JetBlue has agreed to buy Spirit Airlines for $3.8 billion in a deal that would create the nation’s fifth-largest airline if approved by US regulators.
Thursday’s deal comes a day after Spirit’s attempt to merge with Frontier Airlines failed. Spirit had recommended its shareholders approve a lower offer from Frontier, saying antitrust regulators are more likely to reject JetBlue’s offer.
“This combination is an exciting opportunity to diversify and expand our network, add jobs and new possibilities for crew members, and expand our platform for profitable growth.” JetBlue CEO Robin Hayes said in a statement.
The combined airline, which will be based in New York and led by Hayes, would have a fleet of 458 planes. The airlines will continue to operate independently until the transaction closes.
JetBlue said Thursday it would pay $33.50 per share in cash for Spirit, including an advance payment of $2.50 per share in cash payable once Spirit shareholders approve the transaction. There is also a ticking fee of 10 cents per month from January 2023 until closing.
If the transaction is completed before December 2023, the deal will be $33.50 per share, increasing over time to $34.15 per share, should the transaction close in July 2024.
If the deal does not close due to antitrust reasons, JetBlue will pay Spirit a $70 million reverse breakup fee and Spirit shareholders a $400 million reverse breakup fee less any amounts paid to Spirit shareholders prior to the deal being closed. termination.

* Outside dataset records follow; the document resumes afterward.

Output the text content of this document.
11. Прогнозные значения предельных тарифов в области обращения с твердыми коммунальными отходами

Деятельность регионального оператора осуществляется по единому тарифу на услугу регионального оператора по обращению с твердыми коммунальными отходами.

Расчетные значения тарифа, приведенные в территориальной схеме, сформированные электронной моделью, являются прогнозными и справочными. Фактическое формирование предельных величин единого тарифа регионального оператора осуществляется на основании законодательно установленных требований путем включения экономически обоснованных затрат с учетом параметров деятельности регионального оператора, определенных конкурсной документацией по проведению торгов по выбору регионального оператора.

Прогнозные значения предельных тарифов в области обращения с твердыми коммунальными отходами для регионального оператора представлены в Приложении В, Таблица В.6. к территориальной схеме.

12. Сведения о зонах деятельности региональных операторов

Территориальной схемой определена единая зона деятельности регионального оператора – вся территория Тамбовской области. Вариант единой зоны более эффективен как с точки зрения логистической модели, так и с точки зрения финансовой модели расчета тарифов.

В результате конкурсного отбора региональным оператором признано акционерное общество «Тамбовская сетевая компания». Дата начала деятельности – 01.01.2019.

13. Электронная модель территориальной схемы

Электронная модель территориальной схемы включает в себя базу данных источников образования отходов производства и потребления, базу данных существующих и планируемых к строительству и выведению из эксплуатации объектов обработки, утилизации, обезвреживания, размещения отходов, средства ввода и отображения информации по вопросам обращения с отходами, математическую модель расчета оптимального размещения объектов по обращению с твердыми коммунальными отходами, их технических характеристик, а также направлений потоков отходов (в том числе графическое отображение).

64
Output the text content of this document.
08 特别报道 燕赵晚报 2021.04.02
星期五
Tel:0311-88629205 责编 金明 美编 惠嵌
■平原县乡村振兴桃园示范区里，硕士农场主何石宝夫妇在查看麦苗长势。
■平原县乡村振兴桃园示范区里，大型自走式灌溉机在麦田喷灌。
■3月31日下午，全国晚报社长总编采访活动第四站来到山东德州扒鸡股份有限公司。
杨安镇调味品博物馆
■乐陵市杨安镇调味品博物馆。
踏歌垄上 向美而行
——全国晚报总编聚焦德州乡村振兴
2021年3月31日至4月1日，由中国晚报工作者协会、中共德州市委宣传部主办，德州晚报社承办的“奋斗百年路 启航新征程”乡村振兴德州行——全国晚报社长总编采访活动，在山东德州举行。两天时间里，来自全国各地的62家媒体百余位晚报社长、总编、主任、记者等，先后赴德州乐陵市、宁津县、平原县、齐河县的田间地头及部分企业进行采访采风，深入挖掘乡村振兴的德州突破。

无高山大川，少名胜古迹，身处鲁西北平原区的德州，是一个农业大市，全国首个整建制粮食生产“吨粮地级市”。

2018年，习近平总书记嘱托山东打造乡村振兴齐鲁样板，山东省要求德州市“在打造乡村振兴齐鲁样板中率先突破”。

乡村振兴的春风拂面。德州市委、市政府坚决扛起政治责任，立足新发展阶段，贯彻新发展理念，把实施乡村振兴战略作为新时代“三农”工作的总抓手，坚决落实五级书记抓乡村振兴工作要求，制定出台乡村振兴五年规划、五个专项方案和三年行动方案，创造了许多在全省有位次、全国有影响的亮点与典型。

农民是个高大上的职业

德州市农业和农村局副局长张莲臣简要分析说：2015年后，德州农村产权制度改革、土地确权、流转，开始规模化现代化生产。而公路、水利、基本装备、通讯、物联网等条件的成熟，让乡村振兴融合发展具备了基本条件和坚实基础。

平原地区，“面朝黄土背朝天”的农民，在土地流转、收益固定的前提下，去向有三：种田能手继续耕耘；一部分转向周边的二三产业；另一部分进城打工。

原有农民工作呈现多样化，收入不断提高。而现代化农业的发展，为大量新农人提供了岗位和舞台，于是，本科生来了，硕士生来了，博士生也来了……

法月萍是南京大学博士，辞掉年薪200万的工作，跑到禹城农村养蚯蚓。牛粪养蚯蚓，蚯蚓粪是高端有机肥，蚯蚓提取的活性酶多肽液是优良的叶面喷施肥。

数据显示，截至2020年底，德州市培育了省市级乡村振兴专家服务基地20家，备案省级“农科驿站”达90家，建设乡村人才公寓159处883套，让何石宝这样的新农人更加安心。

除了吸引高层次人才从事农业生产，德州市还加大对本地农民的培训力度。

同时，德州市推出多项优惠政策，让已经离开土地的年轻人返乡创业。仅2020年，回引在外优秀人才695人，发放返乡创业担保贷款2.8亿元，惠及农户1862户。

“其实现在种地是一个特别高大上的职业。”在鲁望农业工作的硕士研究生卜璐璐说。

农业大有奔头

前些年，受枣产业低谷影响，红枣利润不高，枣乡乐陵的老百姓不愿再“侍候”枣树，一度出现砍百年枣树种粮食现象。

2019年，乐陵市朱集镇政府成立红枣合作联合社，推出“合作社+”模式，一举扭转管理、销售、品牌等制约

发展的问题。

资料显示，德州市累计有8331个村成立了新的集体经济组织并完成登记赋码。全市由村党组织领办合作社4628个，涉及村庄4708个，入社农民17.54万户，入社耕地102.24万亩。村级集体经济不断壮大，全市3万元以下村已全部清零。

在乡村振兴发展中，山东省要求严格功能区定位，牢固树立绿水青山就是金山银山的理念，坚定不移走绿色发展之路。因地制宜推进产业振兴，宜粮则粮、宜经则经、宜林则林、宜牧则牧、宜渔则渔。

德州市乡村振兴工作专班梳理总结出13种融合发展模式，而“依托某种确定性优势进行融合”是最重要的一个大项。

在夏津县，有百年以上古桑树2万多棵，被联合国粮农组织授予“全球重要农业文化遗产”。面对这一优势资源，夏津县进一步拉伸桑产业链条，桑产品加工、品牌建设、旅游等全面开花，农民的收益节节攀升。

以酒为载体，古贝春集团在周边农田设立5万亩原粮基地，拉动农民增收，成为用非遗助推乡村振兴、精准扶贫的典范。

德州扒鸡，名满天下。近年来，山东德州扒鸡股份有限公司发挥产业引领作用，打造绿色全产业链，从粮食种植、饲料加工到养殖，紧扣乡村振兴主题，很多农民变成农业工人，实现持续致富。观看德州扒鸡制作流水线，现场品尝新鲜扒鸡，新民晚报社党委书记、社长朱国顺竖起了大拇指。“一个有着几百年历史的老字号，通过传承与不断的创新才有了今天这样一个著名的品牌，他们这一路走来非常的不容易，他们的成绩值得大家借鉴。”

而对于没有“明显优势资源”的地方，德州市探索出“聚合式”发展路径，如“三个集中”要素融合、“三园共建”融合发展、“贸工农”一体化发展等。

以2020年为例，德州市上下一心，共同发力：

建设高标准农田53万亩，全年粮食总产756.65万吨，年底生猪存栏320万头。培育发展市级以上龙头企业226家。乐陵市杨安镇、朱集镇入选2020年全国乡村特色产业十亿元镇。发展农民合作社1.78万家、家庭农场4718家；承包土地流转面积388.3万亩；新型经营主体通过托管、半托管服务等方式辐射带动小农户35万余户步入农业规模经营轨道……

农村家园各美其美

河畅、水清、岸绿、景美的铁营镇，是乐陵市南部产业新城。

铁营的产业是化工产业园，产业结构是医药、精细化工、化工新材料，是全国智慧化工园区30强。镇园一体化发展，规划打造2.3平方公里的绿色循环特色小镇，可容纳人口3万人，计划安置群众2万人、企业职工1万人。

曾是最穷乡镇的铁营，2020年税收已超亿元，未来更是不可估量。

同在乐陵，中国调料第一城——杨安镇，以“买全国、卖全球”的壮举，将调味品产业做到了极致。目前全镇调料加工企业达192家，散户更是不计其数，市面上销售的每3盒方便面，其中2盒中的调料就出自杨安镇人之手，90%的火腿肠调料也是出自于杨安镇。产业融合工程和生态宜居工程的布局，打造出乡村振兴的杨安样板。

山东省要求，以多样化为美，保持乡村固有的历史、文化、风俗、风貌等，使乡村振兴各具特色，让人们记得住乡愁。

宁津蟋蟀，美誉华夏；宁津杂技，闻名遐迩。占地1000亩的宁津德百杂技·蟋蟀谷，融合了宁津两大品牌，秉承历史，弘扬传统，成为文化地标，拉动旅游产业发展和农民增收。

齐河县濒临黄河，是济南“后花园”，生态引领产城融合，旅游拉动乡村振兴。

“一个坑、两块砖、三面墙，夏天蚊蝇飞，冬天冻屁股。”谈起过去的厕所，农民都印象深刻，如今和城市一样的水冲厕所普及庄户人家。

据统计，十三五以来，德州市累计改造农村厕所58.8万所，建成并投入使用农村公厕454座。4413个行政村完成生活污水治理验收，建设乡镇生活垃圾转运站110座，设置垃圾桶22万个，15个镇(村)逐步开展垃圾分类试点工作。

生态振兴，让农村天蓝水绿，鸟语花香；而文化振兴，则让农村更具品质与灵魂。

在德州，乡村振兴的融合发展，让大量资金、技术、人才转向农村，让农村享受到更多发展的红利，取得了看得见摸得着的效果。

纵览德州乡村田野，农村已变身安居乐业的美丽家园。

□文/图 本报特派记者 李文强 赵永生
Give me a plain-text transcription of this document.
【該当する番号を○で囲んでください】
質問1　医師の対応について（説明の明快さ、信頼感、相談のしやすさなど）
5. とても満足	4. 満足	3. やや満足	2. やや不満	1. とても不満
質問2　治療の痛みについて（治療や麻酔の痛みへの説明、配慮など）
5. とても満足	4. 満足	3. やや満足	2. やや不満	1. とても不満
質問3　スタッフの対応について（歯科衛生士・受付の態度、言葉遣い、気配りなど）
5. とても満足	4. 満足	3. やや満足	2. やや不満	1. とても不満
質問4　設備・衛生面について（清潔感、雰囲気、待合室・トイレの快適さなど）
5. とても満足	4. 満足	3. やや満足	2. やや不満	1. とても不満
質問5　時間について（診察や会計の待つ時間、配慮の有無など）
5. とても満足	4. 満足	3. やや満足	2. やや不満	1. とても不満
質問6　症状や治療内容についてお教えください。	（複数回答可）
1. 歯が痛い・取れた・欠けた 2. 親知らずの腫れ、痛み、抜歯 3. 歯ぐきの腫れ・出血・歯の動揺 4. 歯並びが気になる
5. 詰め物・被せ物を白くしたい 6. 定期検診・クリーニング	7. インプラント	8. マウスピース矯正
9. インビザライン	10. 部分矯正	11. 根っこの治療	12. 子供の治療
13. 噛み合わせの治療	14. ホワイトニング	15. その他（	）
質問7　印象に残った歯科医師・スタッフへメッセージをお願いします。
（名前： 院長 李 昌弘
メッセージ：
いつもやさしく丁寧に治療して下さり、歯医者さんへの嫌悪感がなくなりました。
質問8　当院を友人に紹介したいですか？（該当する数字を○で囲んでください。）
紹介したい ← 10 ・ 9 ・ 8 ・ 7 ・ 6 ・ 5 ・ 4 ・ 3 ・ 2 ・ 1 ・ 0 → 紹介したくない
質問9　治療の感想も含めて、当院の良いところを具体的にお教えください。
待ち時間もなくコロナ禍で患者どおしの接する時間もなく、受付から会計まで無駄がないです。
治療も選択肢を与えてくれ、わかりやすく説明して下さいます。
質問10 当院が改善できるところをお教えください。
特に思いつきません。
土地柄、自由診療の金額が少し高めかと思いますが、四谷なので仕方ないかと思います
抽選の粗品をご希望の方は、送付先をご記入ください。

News of the JetBlue-Spirit combination comes after weeks of bickering between Frontier and JetBlue over who would ultimately add the low-cost airline to its arsenal. Although Spirit initially reached an agreement with Frontier and stood by that proposed agreement, its shareholders disagreed. Spirit and Frontier’s decision to terminate their agreement was announced Wednesday while Spirit shareholders were still voting on the proposal. It was clear that despite the support of Spirit’s board, shareholders were prepared to reject the deal and seek a richer one from JetBlue.
JetBlue anticipates annual savings of $600 million to $700 million once the transaction is complete. Annual revenue for the combined company is expected to be about $11.9 billion, based on 2019 revenue.
JetBlue and Spirit will continue to operate independently until the transaction closes. Their respective loyalty programs remain unchanged and customer accounts will not be affected in any way.
The deal still needs required regulatory approvals and Spirit shareholder approval. The companies expect to complete the regulatory process and close the transaction no later than the first half of 2024.
Spirit shares were up more than 4% before the market opened, while shares in JetBlue rose slightly.